Home Automation

Scott Paul Robertson spr at mahonri5.net
Tue Feb 20 17:10:42 MST 2007

On Tue, Feb 20, 2007 at 10:13:46AM -0700, Levi Pearson wrote:
> > In standard def land component is the best. As for signals on a single
> > wire, composite is the only one guilty of this. S-Video is better than
> > composite because it is multiple wires in one cable, and component
> > better still because it's one wire per cable (three cables). These are
> > all analog.
> So by this reasoning, the UTP wire we run our networks on is bad
> because there are multiple wires in one?  No, this can actually be a
> good thing.  Here's how the analog signal systems break down:

I never said that, FYI. I was restricting my points to A/V wiring, much
less excluding DVI (which is clearly in this class). I was not
speculating on general wiring and signals (of which I have almost no

> Component: 3 separate coax cables with RCA jacks.  Separates the video
> signal into Y, Pb, and Pr components.  Y is again luminance, and Pb
> and Pr are the differenece between luminance and blue chrominance and
> the difference between luminance and red chrominance, respectively.
> This is the minimum necessary cabling for HD, and it supports up to
> 1080p.  A good component cable run can easily go 200ft without losing
> significant signal quality.

I'll admit, I've never seen component used for anything more than 480p.
I've always seen HDMI/DVI as the choice for high end connections.
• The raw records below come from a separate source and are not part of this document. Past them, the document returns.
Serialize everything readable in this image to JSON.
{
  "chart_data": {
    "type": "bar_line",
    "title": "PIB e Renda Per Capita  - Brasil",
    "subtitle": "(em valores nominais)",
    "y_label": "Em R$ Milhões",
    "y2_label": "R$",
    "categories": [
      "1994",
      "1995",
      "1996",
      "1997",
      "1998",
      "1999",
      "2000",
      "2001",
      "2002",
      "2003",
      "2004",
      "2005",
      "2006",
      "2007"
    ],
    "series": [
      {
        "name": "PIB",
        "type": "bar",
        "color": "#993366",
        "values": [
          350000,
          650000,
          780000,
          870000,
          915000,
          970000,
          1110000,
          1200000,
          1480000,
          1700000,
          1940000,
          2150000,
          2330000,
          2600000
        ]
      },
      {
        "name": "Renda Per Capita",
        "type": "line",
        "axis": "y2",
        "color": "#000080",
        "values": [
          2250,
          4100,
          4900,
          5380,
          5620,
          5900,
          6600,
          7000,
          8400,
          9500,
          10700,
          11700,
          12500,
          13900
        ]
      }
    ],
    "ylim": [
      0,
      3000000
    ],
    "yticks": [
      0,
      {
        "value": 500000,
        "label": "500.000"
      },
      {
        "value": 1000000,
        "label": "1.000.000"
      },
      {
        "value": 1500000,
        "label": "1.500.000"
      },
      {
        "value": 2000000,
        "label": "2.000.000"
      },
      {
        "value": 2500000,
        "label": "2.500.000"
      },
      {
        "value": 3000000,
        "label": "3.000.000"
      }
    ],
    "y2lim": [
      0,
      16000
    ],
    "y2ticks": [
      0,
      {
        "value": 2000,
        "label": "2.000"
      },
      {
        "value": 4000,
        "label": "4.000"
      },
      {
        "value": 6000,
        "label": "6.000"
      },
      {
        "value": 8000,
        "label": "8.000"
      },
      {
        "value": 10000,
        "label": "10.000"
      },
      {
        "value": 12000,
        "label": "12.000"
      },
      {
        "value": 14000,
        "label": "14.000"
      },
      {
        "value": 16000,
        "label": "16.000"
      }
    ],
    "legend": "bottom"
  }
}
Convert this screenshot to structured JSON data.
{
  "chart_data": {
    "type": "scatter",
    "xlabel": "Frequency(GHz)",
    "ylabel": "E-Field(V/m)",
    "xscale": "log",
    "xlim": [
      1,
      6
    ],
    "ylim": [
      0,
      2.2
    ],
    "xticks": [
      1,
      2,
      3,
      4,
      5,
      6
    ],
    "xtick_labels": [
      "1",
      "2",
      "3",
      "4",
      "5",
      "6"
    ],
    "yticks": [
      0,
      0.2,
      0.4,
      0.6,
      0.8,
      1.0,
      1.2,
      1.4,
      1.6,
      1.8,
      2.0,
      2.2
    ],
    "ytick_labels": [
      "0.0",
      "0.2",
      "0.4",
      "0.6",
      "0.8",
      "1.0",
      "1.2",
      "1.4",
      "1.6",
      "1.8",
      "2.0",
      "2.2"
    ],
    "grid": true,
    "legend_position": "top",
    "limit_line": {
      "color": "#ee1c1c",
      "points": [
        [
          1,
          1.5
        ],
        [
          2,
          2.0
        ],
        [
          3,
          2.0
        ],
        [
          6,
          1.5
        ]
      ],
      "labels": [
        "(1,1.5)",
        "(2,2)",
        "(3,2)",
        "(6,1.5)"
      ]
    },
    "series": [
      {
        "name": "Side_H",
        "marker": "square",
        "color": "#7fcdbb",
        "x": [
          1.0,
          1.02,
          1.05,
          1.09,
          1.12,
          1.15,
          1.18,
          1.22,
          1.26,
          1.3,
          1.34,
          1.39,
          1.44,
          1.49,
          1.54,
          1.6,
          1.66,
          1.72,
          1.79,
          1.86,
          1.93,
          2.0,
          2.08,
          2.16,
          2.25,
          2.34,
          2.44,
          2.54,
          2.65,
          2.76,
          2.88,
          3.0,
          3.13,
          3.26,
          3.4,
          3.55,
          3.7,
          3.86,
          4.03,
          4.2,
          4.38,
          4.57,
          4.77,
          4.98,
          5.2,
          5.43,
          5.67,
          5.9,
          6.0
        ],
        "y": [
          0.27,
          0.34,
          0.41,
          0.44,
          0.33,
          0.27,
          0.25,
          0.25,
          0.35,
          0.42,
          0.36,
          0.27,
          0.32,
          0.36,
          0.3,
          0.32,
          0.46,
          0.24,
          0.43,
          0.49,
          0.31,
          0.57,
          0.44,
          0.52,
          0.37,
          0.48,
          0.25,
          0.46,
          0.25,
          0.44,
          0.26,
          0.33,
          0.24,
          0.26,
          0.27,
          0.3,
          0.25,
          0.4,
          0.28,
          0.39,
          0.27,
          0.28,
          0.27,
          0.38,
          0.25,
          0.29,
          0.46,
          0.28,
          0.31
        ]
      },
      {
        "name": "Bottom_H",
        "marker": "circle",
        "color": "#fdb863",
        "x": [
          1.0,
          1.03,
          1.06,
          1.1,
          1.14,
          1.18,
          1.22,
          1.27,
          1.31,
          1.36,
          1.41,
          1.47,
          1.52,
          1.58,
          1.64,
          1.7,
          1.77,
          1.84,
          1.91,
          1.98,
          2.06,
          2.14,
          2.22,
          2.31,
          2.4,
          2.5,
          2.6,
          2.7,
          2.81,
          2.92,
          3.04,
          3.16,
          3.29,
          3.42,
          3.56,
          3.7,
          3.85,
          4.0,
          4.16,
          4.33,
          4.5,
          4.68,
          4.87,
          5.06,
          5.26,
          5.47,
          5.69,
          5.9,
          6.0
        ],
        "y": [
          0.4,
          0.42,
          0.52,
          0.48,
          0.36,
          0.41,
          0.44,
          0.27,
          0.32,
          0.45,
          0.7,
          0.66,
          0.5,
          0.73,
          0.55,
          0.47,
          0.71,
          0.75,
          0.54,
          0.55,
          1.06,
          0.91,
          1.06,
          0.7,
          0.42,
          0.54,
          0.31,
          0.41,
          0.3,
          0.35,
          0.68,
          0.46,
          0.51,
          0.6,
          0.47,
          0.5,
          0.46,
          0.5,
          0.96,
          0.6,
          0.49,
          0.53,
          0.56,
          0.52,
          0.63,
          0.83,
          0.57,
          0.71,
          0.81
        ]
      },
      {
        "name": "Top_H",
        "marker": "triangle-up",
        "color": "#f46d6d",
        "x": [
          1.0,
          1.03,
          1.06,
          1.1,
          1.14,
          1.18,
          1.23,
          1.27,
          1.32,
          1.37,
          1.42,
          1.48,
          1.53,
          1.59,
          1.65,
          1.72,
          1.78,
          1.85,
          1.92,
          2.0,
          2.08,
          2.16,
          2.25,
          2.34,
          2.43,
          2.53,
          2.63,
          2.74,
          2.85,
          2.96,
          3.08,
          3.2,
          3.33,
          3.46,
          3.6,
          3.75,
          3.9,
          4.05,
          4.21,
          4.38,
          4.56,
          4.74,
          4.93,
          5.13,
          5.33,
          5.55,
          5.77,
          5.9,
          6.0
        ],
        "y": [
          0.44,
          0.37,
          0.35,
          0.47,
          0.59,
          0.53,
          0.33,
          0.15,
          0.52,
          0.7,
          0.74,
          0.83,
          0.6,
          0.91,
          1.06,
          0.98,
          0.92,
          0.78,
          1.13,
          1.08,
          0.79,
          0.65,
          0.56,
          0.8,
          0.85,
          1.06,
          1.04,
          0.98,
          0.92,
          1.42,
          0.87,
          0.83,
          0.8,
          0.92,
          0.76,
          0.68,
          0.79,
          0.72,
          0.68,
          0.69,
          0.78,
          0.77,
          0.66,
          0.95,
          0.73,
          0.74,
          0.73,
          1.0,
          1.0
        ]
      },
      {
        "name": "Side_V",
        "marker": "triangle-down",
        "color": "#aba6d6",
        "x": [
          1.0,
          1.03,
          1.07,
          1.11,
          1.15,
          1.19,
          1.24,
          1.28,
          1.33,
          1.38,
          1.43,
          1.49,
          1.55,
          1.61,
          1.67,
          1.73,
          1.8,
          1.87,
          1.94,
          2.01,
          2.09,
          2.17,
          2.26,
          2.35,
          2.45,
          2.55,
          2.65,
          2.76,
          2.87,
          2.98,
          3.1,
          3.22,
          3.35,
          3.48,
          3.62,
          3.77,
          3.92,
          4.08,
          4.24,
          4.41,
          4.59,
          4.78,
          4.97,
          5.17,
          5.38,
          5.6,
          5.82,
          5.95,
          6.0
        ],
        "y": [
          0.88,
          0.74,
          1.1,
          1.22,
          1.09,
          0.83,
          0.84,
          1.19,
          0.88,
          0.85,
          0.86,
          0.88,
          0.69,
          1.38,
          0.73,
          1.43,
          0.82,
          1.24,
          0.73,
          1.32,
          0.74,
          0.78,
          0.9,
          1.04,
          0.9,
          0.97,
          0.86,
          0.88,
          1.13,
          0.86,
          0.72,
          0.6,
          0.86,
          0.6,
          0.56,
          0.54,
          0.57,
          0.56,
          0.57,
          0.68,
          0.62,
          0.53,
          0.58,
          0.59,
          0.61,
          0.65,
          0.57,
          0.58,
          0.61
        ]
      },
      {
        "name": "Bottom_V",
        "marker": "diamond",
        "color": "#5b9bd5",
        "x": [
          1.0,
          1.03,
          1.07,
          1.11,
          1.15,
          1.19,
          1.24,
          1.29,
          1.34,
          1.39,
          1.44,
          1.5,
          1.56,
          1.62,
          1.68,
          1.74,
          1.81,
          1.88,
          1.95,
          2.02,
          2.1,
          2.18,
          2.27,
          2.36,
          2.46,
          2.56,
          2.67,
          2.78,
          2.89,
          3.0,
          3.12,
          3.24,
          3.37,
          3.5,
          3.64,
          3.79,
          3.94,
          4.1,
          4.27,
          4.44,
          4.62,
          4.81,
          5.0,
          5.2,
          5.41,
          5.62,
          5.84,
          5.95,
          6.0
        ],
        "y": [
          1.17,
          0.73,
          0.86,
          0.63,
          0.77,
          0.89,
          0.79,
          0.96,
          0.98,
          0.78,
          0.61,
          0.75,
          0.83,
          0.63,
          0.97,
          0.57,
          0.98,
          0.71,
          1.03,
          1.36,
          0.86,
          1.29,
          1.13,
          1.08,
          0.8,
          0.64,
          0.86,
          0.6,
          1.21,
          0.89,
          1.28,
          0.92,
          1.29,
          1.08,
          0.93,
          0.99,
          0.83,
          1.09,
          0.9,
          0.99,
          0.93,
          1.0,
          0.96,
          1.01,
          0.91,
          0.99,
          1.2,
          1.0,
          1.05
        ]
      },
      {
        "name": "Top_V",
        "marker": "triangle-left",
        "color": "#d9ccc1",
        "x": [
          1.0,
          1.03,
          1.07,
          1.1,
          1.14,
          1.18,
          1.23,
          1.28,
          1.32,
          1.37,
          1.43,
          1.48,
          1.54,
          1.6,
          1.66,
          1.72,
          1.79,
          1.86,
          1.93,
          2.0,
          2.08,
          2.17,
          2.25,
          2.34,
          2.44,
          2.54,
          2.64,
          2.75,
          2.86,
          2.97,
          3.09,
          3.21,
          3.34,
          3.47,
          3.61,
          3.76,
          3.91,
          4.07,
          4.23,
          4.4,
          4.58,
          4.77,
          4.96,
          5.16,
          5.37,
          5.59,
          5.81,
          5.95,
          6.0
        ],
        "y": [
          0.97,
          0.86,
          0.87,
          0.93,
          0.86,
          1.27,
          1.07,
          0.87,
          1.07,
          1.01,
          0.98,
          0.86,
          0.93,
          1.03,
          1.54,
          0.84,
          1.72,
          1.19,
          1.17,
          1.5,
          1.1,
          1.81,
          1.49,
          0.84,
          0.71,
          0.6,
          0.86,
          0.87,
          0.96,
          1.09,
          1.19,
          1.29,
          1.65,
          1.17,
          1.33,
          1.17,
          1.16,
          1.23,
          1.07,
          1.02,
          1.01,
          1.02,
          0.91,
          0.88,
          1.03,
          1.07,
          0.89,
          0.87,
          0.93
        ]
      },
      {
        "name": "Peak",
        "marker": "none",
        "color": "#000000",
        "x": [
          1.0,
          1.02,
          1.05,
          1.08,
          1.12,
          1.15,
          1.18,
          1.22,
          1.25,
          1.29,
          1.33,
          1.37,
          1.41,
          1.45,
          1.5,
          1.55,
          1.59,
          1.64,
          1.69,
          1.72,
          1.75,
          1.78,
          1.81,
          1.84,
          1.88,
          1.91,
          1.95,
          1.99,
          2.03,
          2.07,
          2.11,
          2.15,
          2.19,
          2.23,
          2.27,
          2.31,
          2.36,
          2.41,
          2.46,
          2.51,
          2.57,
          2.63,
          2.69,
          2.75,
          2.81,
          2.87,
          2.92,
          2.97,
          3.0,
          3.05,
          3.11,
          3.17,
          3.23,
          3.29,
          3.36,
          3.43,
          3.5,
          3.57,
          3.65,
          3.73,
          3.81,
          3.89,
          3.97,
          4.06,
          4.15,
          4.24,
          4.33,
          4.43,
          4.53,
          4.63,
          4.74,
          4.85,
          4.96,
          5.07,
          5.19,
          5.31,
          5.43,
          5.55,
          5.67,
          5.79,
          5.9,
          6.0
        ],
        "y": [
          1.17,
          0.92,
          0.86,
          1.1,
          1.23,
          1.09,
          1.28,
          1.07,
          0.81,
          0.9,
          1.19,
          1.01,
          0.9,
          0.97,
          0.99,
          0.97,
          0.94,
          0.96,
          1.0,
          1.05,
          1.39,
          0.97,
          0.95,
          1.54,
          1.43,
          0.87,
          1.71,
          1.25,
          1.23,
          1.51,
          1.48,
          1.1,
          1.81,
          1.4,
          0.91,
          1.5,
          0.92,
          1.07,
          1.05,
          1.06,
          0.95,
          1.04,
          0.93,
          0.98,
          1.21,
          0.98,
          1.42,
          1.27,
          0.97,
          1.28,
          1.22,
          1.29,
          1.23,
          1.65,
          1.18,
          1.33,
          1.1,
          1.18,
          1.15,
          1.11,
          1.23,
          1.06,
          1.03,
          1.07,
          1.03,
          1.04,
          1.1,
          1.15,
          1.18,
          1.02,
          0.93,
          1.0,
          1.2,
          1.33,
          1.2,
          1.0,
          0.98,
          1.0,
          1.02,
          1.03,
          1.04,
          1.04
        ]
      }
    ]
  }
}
Learn
something new every day.

> These cables have a much shorter range, which depends somewhat upon
> the signal that you're passing through them.  A higher-frequency
> signal will degrade faster than a low-frequency signal.  A site I
> found (http://www.datapro.net/techinfo/dvi_info.html) mentioned
> significant signal degradation at 12 meters on a DVI cable.

So it's better than, but similar to VGA. Kind of what I expected. Didn't
know that component did quite so well.